In 2024, the Canadian Government also forecast further cuts in 2026 and 2027, on which it is now following through.

The further cuts that Canada has announced are against the background of another increase in the unemployment rate to 7.1% with the participation rate largely unchanged (that is unlikely to be linked to changes to the immigration intake, given other major issues confronting the Canadian economy, including the trade war with the USA).

In the March quarter of 2025, the natural increase in Canada fell into negative territory and the overall population growth rate was officially 0%. In 2024, Canada had forecast its population growth falling into negative territory in 2025-26.

The permanent migration program will continue to be heavily focused on students and temporary entrants already in Canada with jobs in emerging technologies, health care and skilled trades.

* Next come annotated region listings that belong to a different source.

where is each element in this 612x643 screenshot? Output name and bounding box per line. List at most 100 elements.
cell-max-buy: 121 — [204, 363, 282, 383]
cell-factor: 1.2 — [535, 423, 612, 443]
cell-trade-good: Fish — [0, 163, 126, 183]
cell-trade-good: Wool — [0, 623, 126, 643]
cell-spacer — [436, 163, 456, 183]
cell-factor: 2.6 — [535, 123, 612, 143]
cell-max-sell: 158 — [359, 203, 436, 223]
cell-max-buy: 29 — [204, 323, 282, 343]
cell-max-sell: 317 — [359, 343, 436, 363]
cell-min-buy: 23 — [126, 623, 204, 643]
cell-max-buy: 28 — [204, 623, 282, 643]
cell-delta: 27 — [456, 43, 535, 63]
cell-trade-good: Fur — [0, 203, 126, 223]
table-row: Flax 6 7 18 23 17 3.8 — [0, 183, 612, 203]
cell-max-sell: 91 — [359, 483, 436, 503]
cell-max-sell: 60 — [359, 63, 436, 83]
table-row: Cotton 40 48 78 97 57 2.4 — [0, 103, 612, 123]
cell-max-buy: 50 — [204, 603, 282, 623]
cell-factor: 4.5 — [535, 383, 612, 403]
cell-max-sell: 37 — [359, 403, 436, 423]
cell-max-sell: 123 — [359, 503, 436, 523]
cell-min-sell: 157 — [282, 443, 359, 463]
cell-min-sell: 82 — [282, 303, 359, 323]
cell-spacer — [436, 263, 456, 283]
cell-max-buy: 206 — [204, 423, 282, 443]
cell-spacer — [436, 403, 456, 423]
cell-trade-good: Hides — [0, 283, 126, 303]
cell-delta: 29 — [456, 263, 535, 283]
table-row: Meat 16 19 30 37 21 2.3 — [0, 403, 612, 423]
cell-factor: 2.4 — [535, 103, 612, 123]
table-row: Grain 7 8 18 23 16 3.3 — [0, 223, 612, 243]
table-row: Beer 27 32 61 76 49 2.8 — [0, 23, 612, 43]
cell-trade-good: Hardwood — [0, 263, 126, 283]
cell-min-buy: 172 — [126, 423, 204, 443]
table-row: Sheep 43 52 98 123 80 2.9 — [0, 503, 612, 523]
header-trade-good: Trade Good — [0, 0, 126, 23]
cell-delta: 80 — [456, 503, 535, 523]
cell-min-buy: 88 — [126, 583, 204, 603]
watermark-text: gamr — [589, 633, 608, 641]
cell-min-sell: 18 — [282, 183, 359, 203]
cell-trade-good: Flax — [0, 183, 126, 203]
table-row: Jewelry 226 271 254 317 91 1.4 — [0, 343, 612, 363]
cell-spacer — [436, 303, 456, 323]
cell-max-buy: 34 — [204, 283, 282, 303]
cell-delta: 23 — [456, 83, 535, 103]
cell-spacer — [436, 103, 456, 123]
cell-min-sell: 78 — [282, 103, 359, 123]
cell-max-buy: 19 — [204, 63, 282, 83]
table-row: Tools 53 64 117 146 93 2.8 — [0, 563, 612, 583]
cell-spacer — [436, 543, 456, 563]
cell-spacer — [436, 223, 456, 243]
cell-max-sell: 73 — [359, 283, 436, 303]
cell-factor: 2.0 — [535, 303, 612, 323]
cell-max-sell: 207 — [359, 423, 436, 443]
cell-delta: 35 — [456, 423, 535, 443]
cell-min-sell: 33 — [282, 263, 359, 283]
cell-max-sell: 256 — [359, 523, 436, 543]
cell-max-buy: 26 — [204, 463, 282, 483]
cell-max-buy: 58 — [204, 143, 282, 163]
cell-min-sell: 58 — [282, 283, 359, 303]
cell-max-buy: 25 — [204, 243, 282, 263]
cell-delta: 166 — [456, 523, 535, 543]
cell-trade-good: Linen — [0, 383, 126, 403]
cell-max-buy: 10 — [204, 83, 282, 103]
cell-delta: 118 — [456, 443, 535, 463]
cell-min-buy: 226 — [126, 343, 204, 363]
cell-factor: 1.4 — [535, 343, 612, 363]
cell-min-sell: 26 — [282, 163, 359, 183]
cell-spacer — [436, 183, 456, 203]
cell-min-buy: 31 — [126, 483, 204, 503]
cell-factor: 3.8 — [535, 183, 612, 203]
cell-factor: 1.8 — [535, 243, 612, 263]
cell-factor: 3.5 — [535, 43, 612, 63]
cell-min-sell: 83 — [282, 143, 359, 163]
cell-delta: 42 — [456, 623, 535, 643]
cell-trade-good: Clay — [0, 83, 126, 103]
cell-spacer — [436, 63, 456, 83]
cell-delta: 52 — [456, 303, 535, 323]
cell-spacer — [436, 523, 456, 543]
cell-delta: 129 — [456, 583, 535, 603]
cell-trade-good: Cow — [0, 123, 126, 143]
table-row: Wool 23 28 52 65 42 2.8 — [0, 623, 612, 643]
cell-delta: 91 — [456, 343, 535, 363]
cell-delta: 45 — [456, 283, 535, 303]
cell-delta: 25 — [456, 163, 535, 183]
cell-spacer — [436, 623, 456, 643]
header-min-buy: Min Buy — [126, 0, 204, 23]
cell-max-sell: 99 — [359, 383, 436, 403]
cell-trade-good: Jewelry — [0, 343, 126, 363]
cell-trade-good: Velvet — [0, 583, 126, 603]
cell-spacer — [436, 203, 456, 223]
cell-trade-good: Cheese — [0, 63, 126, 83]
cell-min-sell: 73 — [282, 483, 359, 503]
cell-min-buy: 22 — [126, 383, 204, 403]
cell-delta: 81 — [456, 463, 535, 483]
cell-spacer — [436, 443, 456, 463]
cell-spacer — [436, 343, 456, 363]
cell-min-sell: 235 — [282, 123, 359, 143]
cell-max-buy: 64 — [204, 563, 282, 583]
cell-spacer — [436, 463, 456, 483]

That helps to reduce net migration and reduce pressure on the permanent migration program. By contrast, pressure on Australia’s permanent migration program continues to rise due to insufficient measures to deal with the consequences of the post-COVID net migration boom.

The Canadian Government has two overarching objectives for its immigration intake:

  1. reducing the temporary population to less than 5% of the overall Canadian program; and
  2. stabilising permanent admissions to less than 1% of the overall population.

Irrespective of the merits of Canada’s immigration plan, what Canada has shown is that it is possible to develop and implement long-term immigration planning. It makes the arguments the Australian Government is making against long-term immigration planning look increasingly silly.